“Several of us here live in the Austin vicinity and know the truth. One of the largest encampments under I-35 has been dubbed Adlerville, after the mayor. Austin has actually become a dumping ground for larger Texas cities…just buy them a one way ticket. The city also bought a $8M piece of property for them.”
Austin, Texas has been mischaracterized as a magnet for indigent homeless people and is the victim of an “urban myth,” said Mayor Steve Adler during an interview in “Fox & Friends” Tuesday.
His comments came after Fox News reporter Aishah Hasnie asked him if his plan to offer free housing to the homeless would only feed the narrative that the city will take care of you, no matter what.
“That’s an urban myth. All the studies show [that’s] not true,” he replied. “There’s no voter’s guide to cities for homeless people, and Austin went from two stars to four stars. Our count and our survey of the population indicate that the overwhelming number of people who are homeless in Austin became homeless in Austin.
“And that’s true in most cities around the country,” he added.
Adler also claimed Austin has a below-average number of homeless people and said other cities are far worse by comparison.
“There’s a homeless challenge in cities across the country. Austin’s numbers are actually average, maybe a little bit less,” he claimed. “Our count went up by 5 percent last year. That’s about the national average. Dallas up the street, went up 9 percent. Seattle and L.A. [are] off the charts… This is a challenge that is everywhere. We’re just seeing it in Austin. It’s more visible right now.”

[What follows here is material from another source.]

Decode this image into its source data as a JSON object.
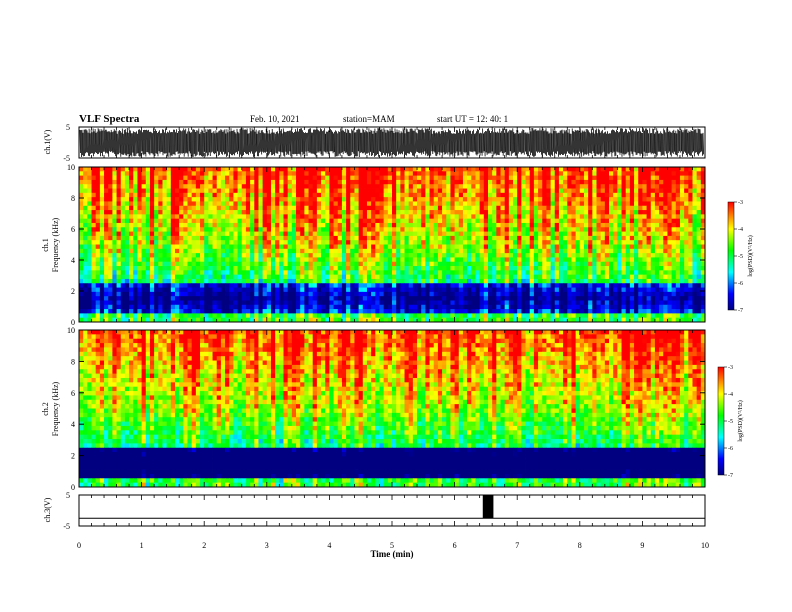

“We did [this] so that we could fix it — so we could clean it up so that we could house people,” Adler continued. “We don’t want people camping anywhere in the city.”
He also addressed rumors of a possible mayoral recall and said he’s confident the people who elected him will stand by their original choice.
“Democracy is vigorous here in Austin,” Adler said. “I just was elected in an eight-person race with a 40 percent margin over the person that came in second place… This community is united.
“We don’t want people camping anywhere,” he added. “We know we need to house them in order to get that done.”
Hasnie has reported live this week from Austin after Texas Gov. Greg Abbott ordered state agencies to clean up the capital city, which saw an increase of homeless vagrants due to laws allowing people to camp out on the streets.
The project started on Monday morning, as cleaning crews used leaf blowers and street sweepers to clear debris while they were guarded by state police.